Tax Day is a fitting day to revisit where our tax-and-spend ways have gotten us.
When the president’s own stimulus-spending coordinator, economist Gene Sperling, says we’re looking at “immense fraud” in how some of the $6 trillion we borrowed and doled out since COVID-19’s onset in 2020, it means the problem is so big they can no longer ignore it.
The government has literally become so large and bloated that it can no longer regulate itself. That, in a nutshell, is exactly what is wrong with the American economy right now. Wasteful spending extends right up to the horizon line of outright fraud. That the money was misspent will be of no interest to the creditors, 37 percent of whom were foreigners in 2020 alone (already more than three times the 10 percent it was in 2000), when it comes due.
Spending sprees like those we’ve seen over the past few years have a way of distracting attention from a responsibility of Congress that is of equal importance to its power to appropriate the funds it raises from us. That responsibility is oversight. That means controlling federal spending, not just contributing to it.
There was a time when flinty New Englanders were known to be an obstacle to expensive, and usually unnecessary, government programs. Our values, based on the tough realities of the earth and sea, taught us to be thrifty.
Right now, Washington is doing too little to combat waste, fraud and abuse. It matters more today, because we are spending so much more. The way our politics have devolved, the only way anything can get done down there is if both sides pay each other off and agree to new spending – often without reading the bill.
Gone are the days when our leaders would single out wasteful projects and wage war on the system of earmarks and pork barrel spending. It’s not just COVID-19, but other catastrophic events over the past 20 years, like 9/11, have also sent spending through the roof.
Recently I was struck by the example of the federal government coughing up some $17 million to help Maine lobstermen cope with new regulations placed on the gear that they use to fish. This action by the progressives reminded me of the Third World, where crooked regimes make up problems they can then pretend to solve.
“I didn’t know whether to take the money or not,” a lobsterman told me. He was worried if he did, then he would be complicit in the unjust regulation based on faulty science that is killing his industry.
Meanwhile, inflation stemming from poor stewardship of the economy is itself a new tax on struggling American families. Economists at Bloomberg estimate this will cost $5,200 on average for every family in the country. At times like these we remember that inflation is a regressive tax, and is more painful to those often working the hardest to make ends meet.
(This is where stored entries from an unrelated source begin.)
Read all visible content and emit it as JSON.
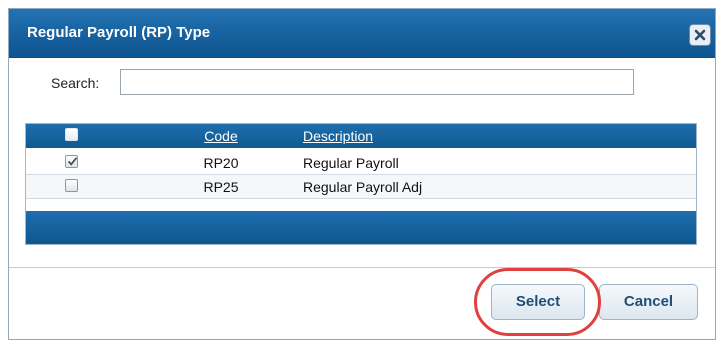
{
  "dialog": {
    "title": "Regular Payroll (RP) Type",
    "close_icon": "close-icon"
  },
  "search": {
    "label": "Search:",
    "value": ""
  },
  "grid": {
    "columns": {
      "code": "Code",
      "description": "Description"
    },
    "rows": [
      {
        "checked": true,
        "code": "RP20",
        "description": "Regular Payroll"
      },
      {
        "checked": false,
        "code": "RP25",
        "description": "Regular Payroll Adj"
      }
    ]
  },
  "buttons": {
    "select": "Select",
    "cancel": "Cancel"
  },
  "colors": {
    "header_blue": "#16619f",
    "highlight_red": "#e0403f",
    "button_text": "#1e4f7a"
  }
}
We simply cannot afford to keep doing what we’ve been doing and just hope for better times. Instead, we need to adjust our attitudes, and our belts, for what will be a period of austerity – at least in the short term.
When the Pentagon downsized in the mid-1990s after the Soviet threat vanished (or perhaps better put, went on pause), communities with military bases went through a process to adapt to the new realities. We saw that happen up north at what used to be Loring Air Force Base and also closer to home at the Brunswick Naval Air Station. Communities that took stock, planned, and invested wisely for their own transitions did better.
Today it is time to start looking at every government spending program with a critical eye. Ask ourselves: is this smart and is it in line with our current needs?
In fact, there is no better day of the year to consider this new approach. After all, it is the day most of us write checks payable to the U.S. Treasury. There used to be another day we would recognize in America: Tax Freedom Day, i.e., the point in the year where one’s earnings stop going entirely to offset taxes.
Unfortunately, that date has slipped so far into the future it might as well be forgotten for many. That is just one more reason why it’s time for a new approach. Our frugal instincts are correct and America will not tax and spend our way to a more robust economy.
By returning to Maine values, we take the first step in a better direction.